# Große Map aus Pixelfarben



## Helgon (22. Jan 2012)

Hey, ich hab des öfteren mal gesehen, dass bei Sidescrollern die Map mithilfe von nem Kleineren Bild das aus Pixeln mit jeweiliger Farbe für jeweiligen Block steht, generiert wird.

Ich würd gern wissen wie sich diese "Technik" nennt.

Grüße


----------



## Runtime (22. Jan 2012)

Meinst du vielleicht so was: Tutorial Terrain3 ? DGL Wiki? Oder von was für einer Map und welchen Blöcken sprichst du bzw wo hast du das gesehen?


----------



## Fu3L (22. Jan 2012)

Ich denke er meint eher sowas wie in Quaxlies Tutorial vorgestellt:
Anstatt irgendwie ne Text- oder Binärdatei fürs Level zu nutzen, malst du es auf. Dabei steht dann zB ein rotes Pixel für ein Tile, dass dich bei Betreten tötet und ein grünes für den Levelanfang.
Hat den Vorteil, dass es auch ohne Editor recht leicht zu nutzen ist und du kannst so eventuell auch die Kollisionserkennung über diese Map oder eine zweite laufen lassen. Sicherlich insgesamt ein bequemer Weg.

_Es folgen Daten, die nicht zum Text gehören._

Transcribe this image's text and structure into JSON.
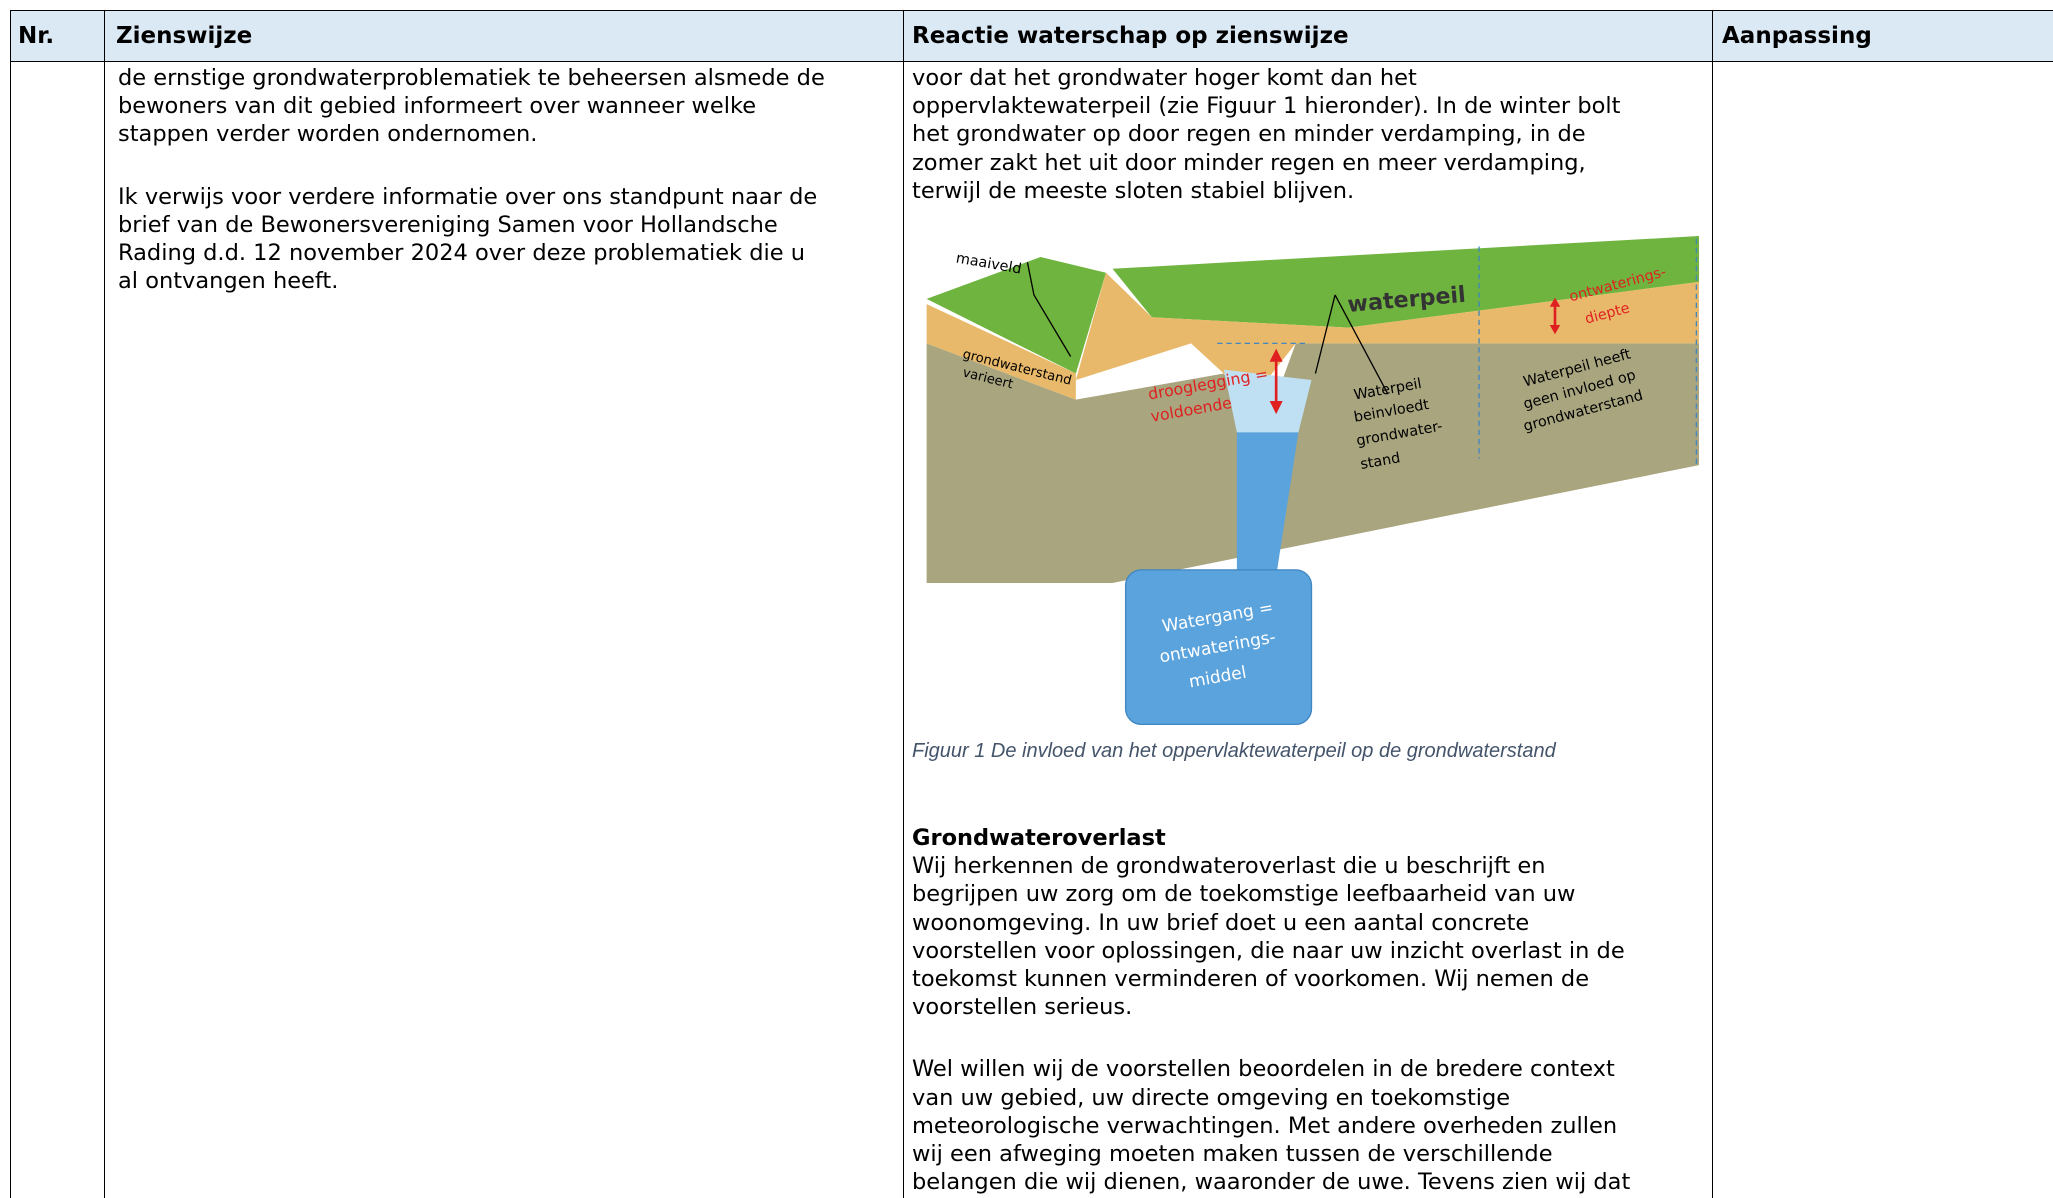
{
  "header": {
    "columns": [
      "Nr.",
      "Zienswijze",
      "Reactie waterschap op zienswijze",
      "Aanpassing"
    ]
  },
  "row": {
    "zienswijze": [
      [
        "de ernstige grondwaterproblematiek te beheersen alsmede de",
        "bewoners van dit gebied informeert over wanneer welke",
        "stappen verder worden ondernomen."
      ],
      [
        "Ik verwijs voor verdere informatie over ons standpunt naar de",
        "brief van de Bewonersvereniging Samen voor Hollandsche",
        "Rading d.d. 12 november 2024 over deze problematiek die u",
        "al ontvangen heeft."
      ]
    ],
    "reactie": {
      "intro": [
        "voor dat het grondwater hoger komt dan het",
        "oppervlaktewaterpeil (zie Figuur 1 hieronder). In de winter bolt",
        "het grondwater op door regen en minder verdamping, in de",
        "zomer zakt het uit door minder regen en meer verdamping,",
        "terwijl de meeste sloten stabiel blijven."
      ],
      "figure": {
        "labels": {
          "maaiveld": "maaiveld",
          "grondwaterstand": [
            "grondwaterstand",
            "varieert"
          ],
          "drooglegging": [
            "drooglegging =",
            "voldoende"
          ],
          "waterpeil": "waterpeil",
          "beinvloedt": [
            "Waterpeil",
            "beinvloedt",
            "grondwater-",
            "stand"
          ],
          "ontwateringsdiepte": [
            "ontwaterings-",
            "diepte"
          ],
          "geen_invloed": [
            "Waterpeil heeft",
            "geen invloed op",
            "grondwaterstand"
          ],
          "watergang": [
            "Watergang =",
            "ontwaterings-",
            "middel"
          ]
        },
        "caption": "Figuur 1 De invloed van het oppervlaktewaterpeil op de grondwaterstand"
      },
      "heading": "Grondwateroverlast",
      "paragraphs": [
        [
          "Wij herkennen de grondwateroverlast die u beschrijft en",
          "begrijpen uw zorg om de toekomstige leefbaarheid van uw",
          "woonomgeving. In uw brief doet u een aantal concrete",
          "voorstellen voor oplossingen, die naar uw inzicht overlast in de",
          "toekomst kunnen verminderen of voorkomen. Wij nemen de",
          "voorstellen serieus."
        ],
        [
          "Wel willen wij de voorstellen beoordelen in de bredere context",
          "van uw gebied, uw directe omgeving en toekomstige",
          "meteorologische verwachtingen. Met andere overheden zullen",
          "wij een afweging moeten maken tussen de verschillende",
          "belangen die wij dienen, waaronder de uwe. Tevens zien wij dat"
        ]
      ]
    }
  }
}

Obs dafür einen extra Namen gibt, weiß ich nicht.. Vielleicht wird er in Quaxlies Tutorial genannt?


----------



## Helgon (22. Jan 2012)

Ja genau sowas meine ich Fu3l.

Von welchem Tutorial redest du den? Ich kenn nur dieses 2D Spiel von Quaxlies, habs mal überflogen, aber das kam da glaub ich nicht drin vor


----------



## Fu3L (22. Jan 2012)

Ach, in einer alten Version war das Tutorial 70 Seiten länger und es wurde noch ein weiteres Spiel kreiert. Ein Rennspiel mit einer Tilemap. 
Allerdings sehe ich gerade, nutzt Quaxlie hier nur die Technik 2 Maps zu verwalten: Eine, die der Nutzer sieht und eine wo die Tiles nur da gefärbt sind, wo man zB nicht hin kann oder Schaden erhält. Geladen werden die auch aus einem Textfile.

Möchtest du denn zu dem was du meinst etwas wissen (außer den Namen)? Ich habs selbst bei Delirium! genutzt. Ist aber auch recht intuitiv, denke ich^^


----------



## Helgon (22. Jan 2012)

Eigentlich nur den Namen  Von der Umsetzung her ist es ja nix großartiges


----------



## bluhb (22. Jan 2012)

Collision Detection and Bounce Calculation using Colour Maps (part 1)  Swingpant's Game Lab


----------



## Helgon (22. Jan 2012)

Dankeschön


----------